Viet’s body of work through this lens of identity and memory is deeply personal. He shares, “My personal identity could never be separated from the identity of being Vietnamese and eventually Asian American. Those identities were inevitably tied in with memory, because how we think about the past, our individual past, but also the collective past of our cultures and nations is going to impact our sense of identity. There’s always been this dynamic between individual and collective memory for me that has been tied to issues of my racial identity but also to America’s national identity as well.”

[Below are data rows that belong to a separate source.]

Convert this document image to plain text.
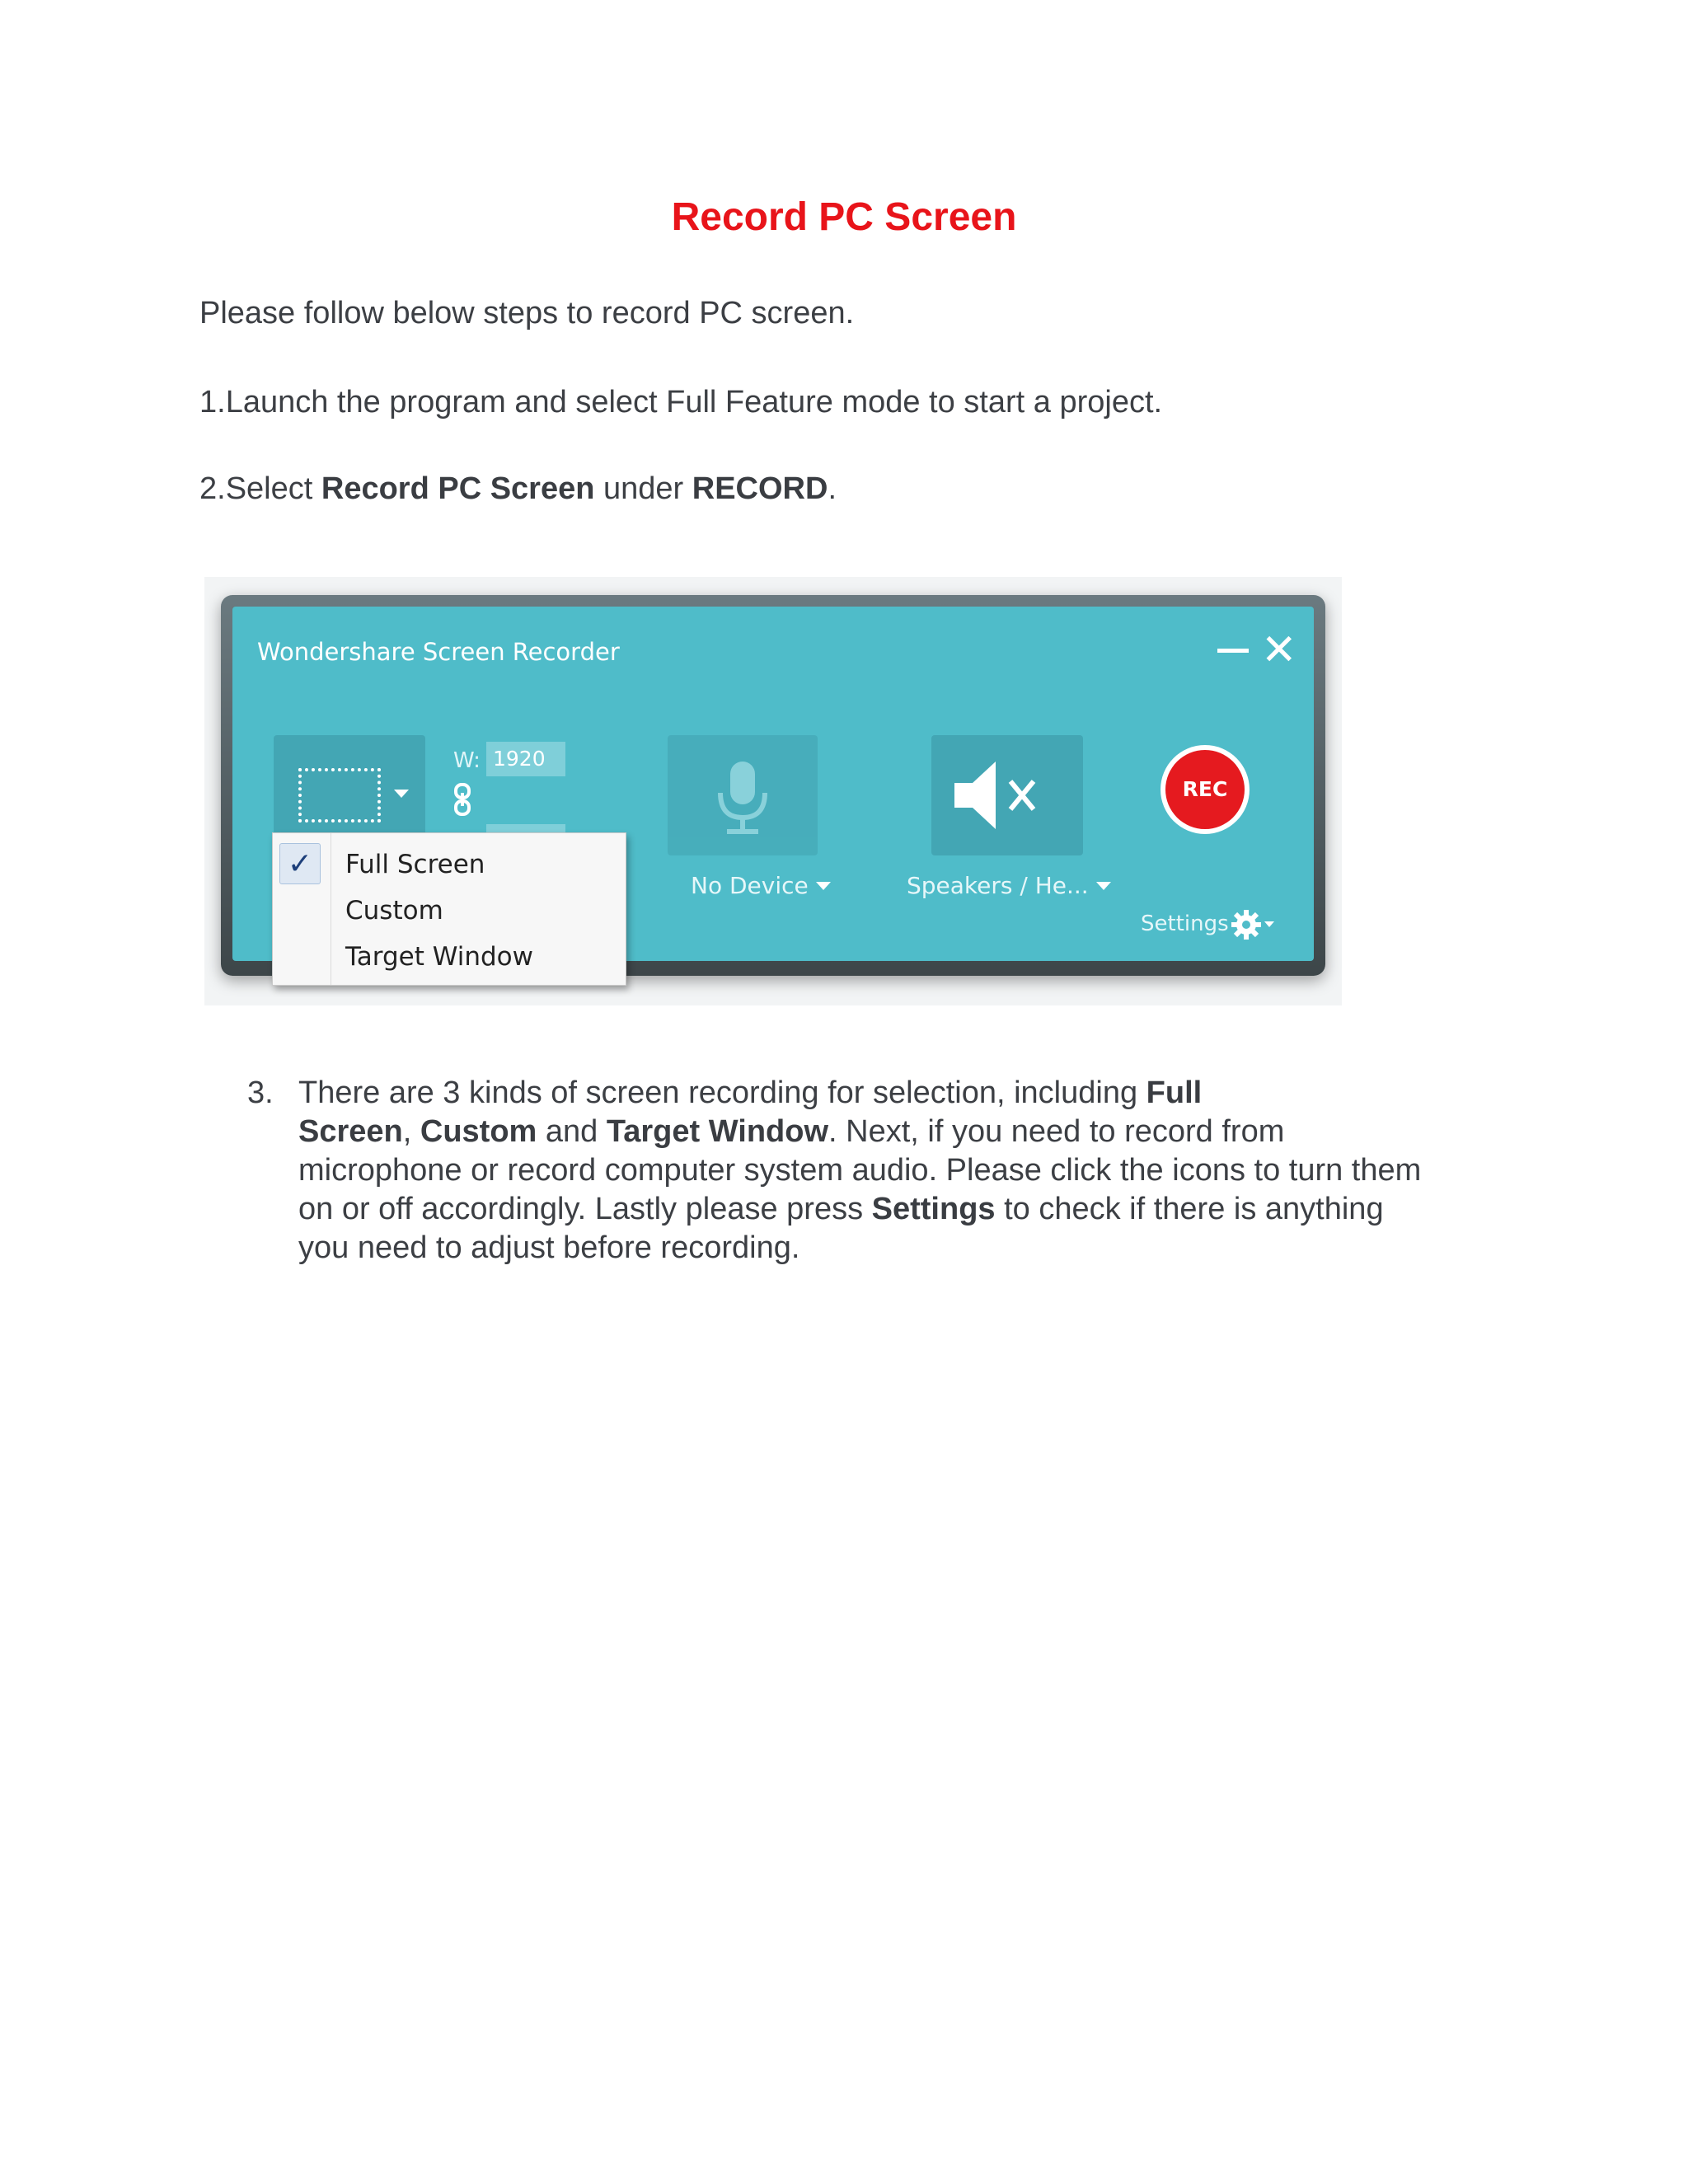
Record PC Screen

Please follow below steps to record PC screen.

1.Launch the program and select Full Feature mode to start a project.

2.Select Record PC Screen under RECORD.

Wondershare Screen Recorder	✕
W: 1920
No Device	Speakers / He...
REC
Settings
✓	Full Screen
Custom
Target Window
3. There are 3 kinds of screen recording for selection, including Full
Screen, Custom and Target Window. Next, if you need to record from
microphone or record computer system audio. Please click the icons to turn them
on or off accordingly. Lastly please press Settings to check if there is anything
you need to adjust before recording.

Viet’s drive to speak to identity and memory, to write the stories that have brought him success, has been partly shaped by his upbringing in San Jose. He recalls, “I grew up in a very edgy part of San Jose’s downtown by the 280 access ramp on South 10th Street, and it was a tough environment to grow up in. But it was that friction between the beautiful diversities but also the economic struggle of so many people in that area that taught me so much about human nature and provided me with the stories that would eventually be really important to my motivation as a writer, scholar, and essayist.”
Viet Thanh Nguyen was raised in San Jose, educated in the East Bay at UC Berkeley, and now resides in Los Angeles as the Aerol Arnold Chair of English and professor of English, American studies and ethnicity, and comparative literature at the University of Southern California. “What’s important to me about being a writer is just writing,” he states. The Bay Area provided Viet with an environment where stories—including his individual and collective identity—his complicated relationship with San Jose–could take root and shape his craft. “[Growing up in San Jose has] always been so much more complex, because it’s the difference between the comforting parts of San Jose and the difficult parts for my family and myself that generated the emotional friction that turned me into a writer.”